Eric and Ashley help Charlie and Joanne put Frank in prison for manipulating the team into creating a weapon.

==Cast==
- Mark Moses as Charlie Price
- Camille Sullivan as Joanne Dyson
- Alex Zahara as Damon Jarwell
- Ryan Kennedy as Gary
- Kaj-Erik Eriksen as Eric
- Luisa d'Oliveira as Ashley
- Chelan Simmons as Nora Elman
- Robert Moloney as Frank O'Neil
- Dion Johnstone as Bill
- Nicholas Carella as Phil
- Ingrid Mila Torrance as Dra. Austin
- Jeremy Radick as Book Geek
- Garvin Cross as Farmer Oullette
- Rob Hayter as Guard

==Home media==
The film was released on DVD by First Look Home Entertainment on April 13, 2010.

== Reception ==
"This made-for-TV movie retains a niche spot among weather-disaster enthusiasts for its chilly thrills.”, wrote Harper Brooks. while Barbara James stated, ”Confusing at best, Ice Twisters is a poorly written and structured story about the consequences of messing with Mother Nature with modern-day science and trying to interfere with nature's plans. Low-budget and poorly received by the general audience, Ice Twisters is hardly a good watch, as it barely teeters on the edge of excitement. Ice Twisters is no different from the average tornado movie, just less impressive.”
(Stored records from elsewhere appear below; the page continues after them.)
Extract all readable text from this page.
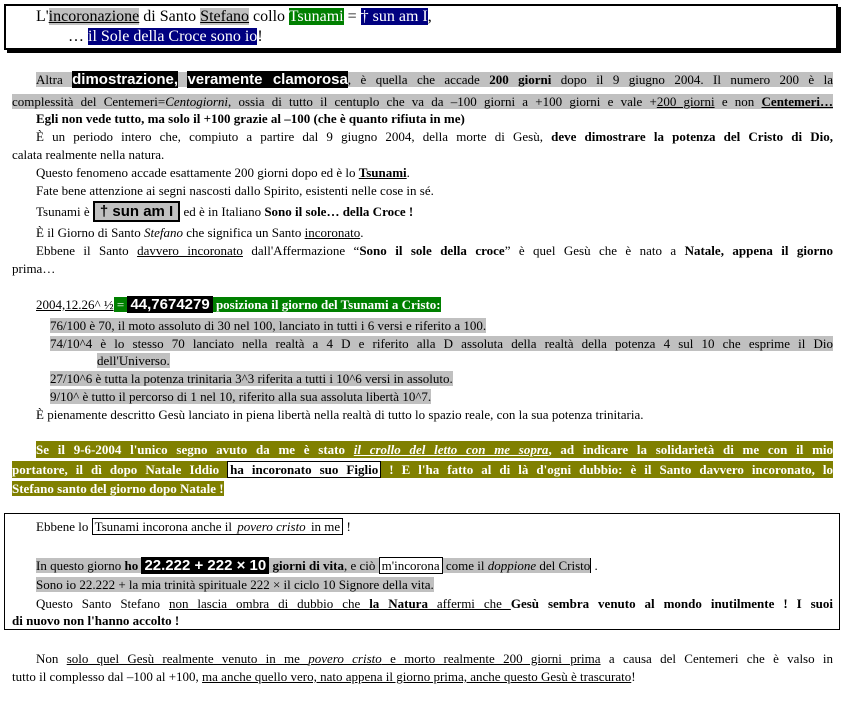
L'incoronazione di Santo Stefano collo Tsunami = † sun am I,
… il Sole della Croce sono io!
Altra dimostrazione, veramente clamorosa, è quella che accade 200 giorni dopo il 9 giugno 2004. Il numero 200 è la
complessità del Centemeri=Centogiorni, ossia di tutto il centuplo che va da –100 giorni a +100 giorni e vale +200 giorni e non Centemeri…
Egli non vede tutto, ma solo il +100 grazie al –100 (che è quanto rifiuta in me)
È un periodo intero che, compiuto a partire dal 9 giugno 2004, della morte di Gesù, deve dimostrare la potenza del Cristo di Dio,
calata realmente nella natura.
Questo fenomeno accade esattamente 200 giorni dopo ed è lo Tsunami.
Fate bene attenzione ai segni nascosti dallo Spirito, esistenti nelle cose in sé.
Tsunami è † sun am I ed è in Italiano Sono il sole… della Croce !
È il Giorno di Santo Stefano che significa un Santo incoronato.
Ebbene il Santo davvero incoronato dall'Affermazione “Sono il sole della croce” è quel Gesù che è nato a Natale, appena il giorno
prima…
2004,12.26^ ½ = 44,7674279 posiziona il giorno del Tsunami a Cristo:
76/100 è 70, il moto assoluto di 30 nel 100, lanciato in tutti i 6 versi e riferito a 100.
74/10^4 è lo stesso 70 lanciato nella realtà a 4 D e riferito alla D assoluta della realtà della potenza 4 sul 10 che esprime il Dio
dell'Universo.
27/10^6 è tutta la potenza trinitaria 3^3 riferita a tutti i 10^6 versi in assoluto.
9/10^ è tutto il percorso di 1 nel 10, riferito alla sua assoluta libertà 10^7.
È pienamente descritto Gesù lanciato in piena libertà nella realtà di tutto lo spazio reale, con la sua potenza trinitaria.
Se il 9-6-2004 l'unico segno avuto da me è stato il crollo del letto con me sopra, ad indicare la solidarietà di me con il mio
portatore, il dì dopo Natale Iddio ha incoronato suo Figlio ! E l'ha fatto al di là d'ogni dubbio: è il Santo davvero incoronato, lo
Stefano santo del giorno dopo Natale !
Ebbene lo Tsunami incorona anche il povero cristo in me !
In questo giorno ho 22.222 + 222 × 10 giorni di vita, e ciò m'incorona come il doppione del Cristo .
Sono io 22.222 + la mia trinità spirituale 222 × il ciclo 10 Signore della vita.
Questo Santo Stefano non lascia ombra di dubbio che la Natura affermi che Gesù sembra venuto al mondo inutilmente ! I suoi
di nuovo non l'hanno accolto !
Non solo quel Gesù realmente venuto in me povero cristo e morto realmente 200 giorni prima a causa del Centemeri che è valso in
tutto il complesso dal –100 al +100, ma anche quello vero, nato appena il giorno prima, anche questo Gesù è trascurato!
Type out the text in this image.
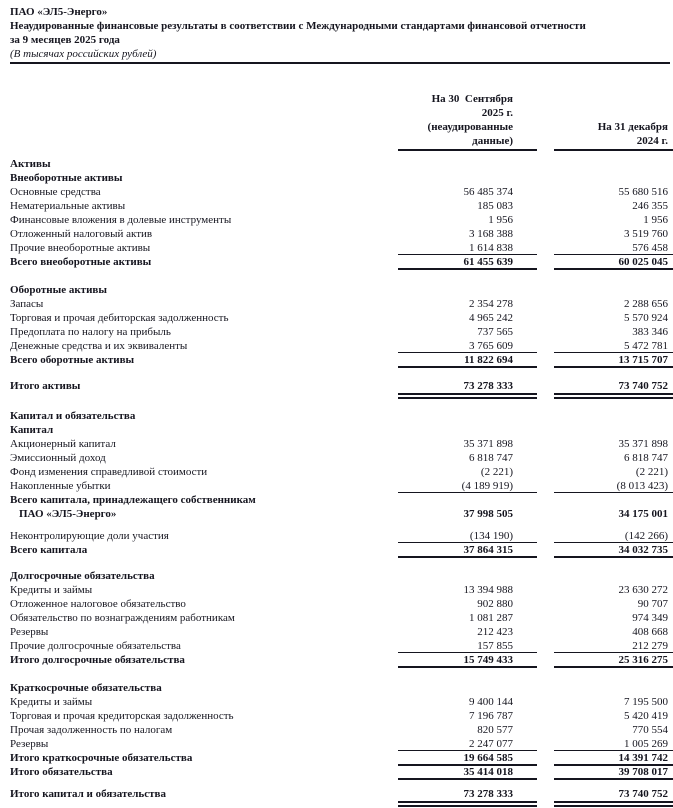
ПАО «ЭЛ5-Энерго»
Неаудированные финансовые результаты в соответствии с Международными стандартами финансовой отчетности
за 9 месяцев 2025 года
(В тысячах российских рублей)
На 30  Сентября
2025 г.
(неаудированные
данные)
На 31 декабря
2024 г.
Активы
Внеоборотные активы
Основные средства	56 485 374	55 680 516
Нематериальные активы	185 083	246 355
Финансовые вложения в долевые инструменты	1 956	1 956
Отложенный налоговый актив	3 168 388	3 519 760
Прочие внеоборотные активы	1 614 838	576 458
Всего внеоборотные активы	61 455 639	60 025 045
Оборотные активы
Запасы	2 354 278	2 288 656
Торговая и прочая дебиторская задолженность	4 965 242	5 570 924
Предоплата по налогу на прибыль	737 565	383 346
Денежные средства и их эквиваленты	3 765 609	5 472 781
Всего оборотные активы	11 822 694	13 715 707
Итого активы	73 278 333	73 740 752
Капитал и обязательства
Капитал
Акционерный капитал	35 371 898	35 371 898
Эмиссионный доход	6 818 747	6 818 747
Фонд изменения справедливой стоимости	(2 221)	(2 221)
Накопленные убытки	(4 189 919)	(8 013 423)
Всего капитала, принадлежащего собственникам
ПАО «ЭЛ5-Энерго»	37 998 505	34 175 001
Неконтролирующие доли участия	(134 190)	(142 266)
Всего капитала	37 864 315	34 032 735
Долгосрочные обязательства
Кредиты и займы	13 394 988	23 630 272
Отложенное налоговое обязательство	902 880	90 707
Обязательство по вознаграждениям работникам	1 081 287	974 349
Резервы	212 423	408 668
Прочие долгосрочные обязательства	157 855	212 279
Итого долгосрочные обязательства	15 749 433	25 316 275
Краткосрочные обязательства
Кредиты и займы	9 400 144	7 195 500
Торговая и прочая кредиторская задолженность	7 196 787	5 420 419
Прочая задолженность по налогам	820 577	770 554
Резервы	2 247 077	1 005 269
Итого краткосрочные обязательства	19 664 585	14 391 742
Итого обязательства	35 414 018	39 708 017
Итого капитал и обязательства	73 278 333	73 740 752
A review found ”While it never strays too far from the cheap and tatty basics of the Syfy Channel disaster movie, it does make the characters work with a certain degree of wit and sparkle. There is Mark Moses as the meteorologist turned author who is constantly making sardonic suggestions and rankling the regular scientists of the group. (The script makes a number of digs about him being a hack writer of a series of disaster novels about improbable meteorological scenarios, which treads a fine line given that Ice Twisters is itself a hack B budget meteorological disaster movie based around a scientifically improbable premise).”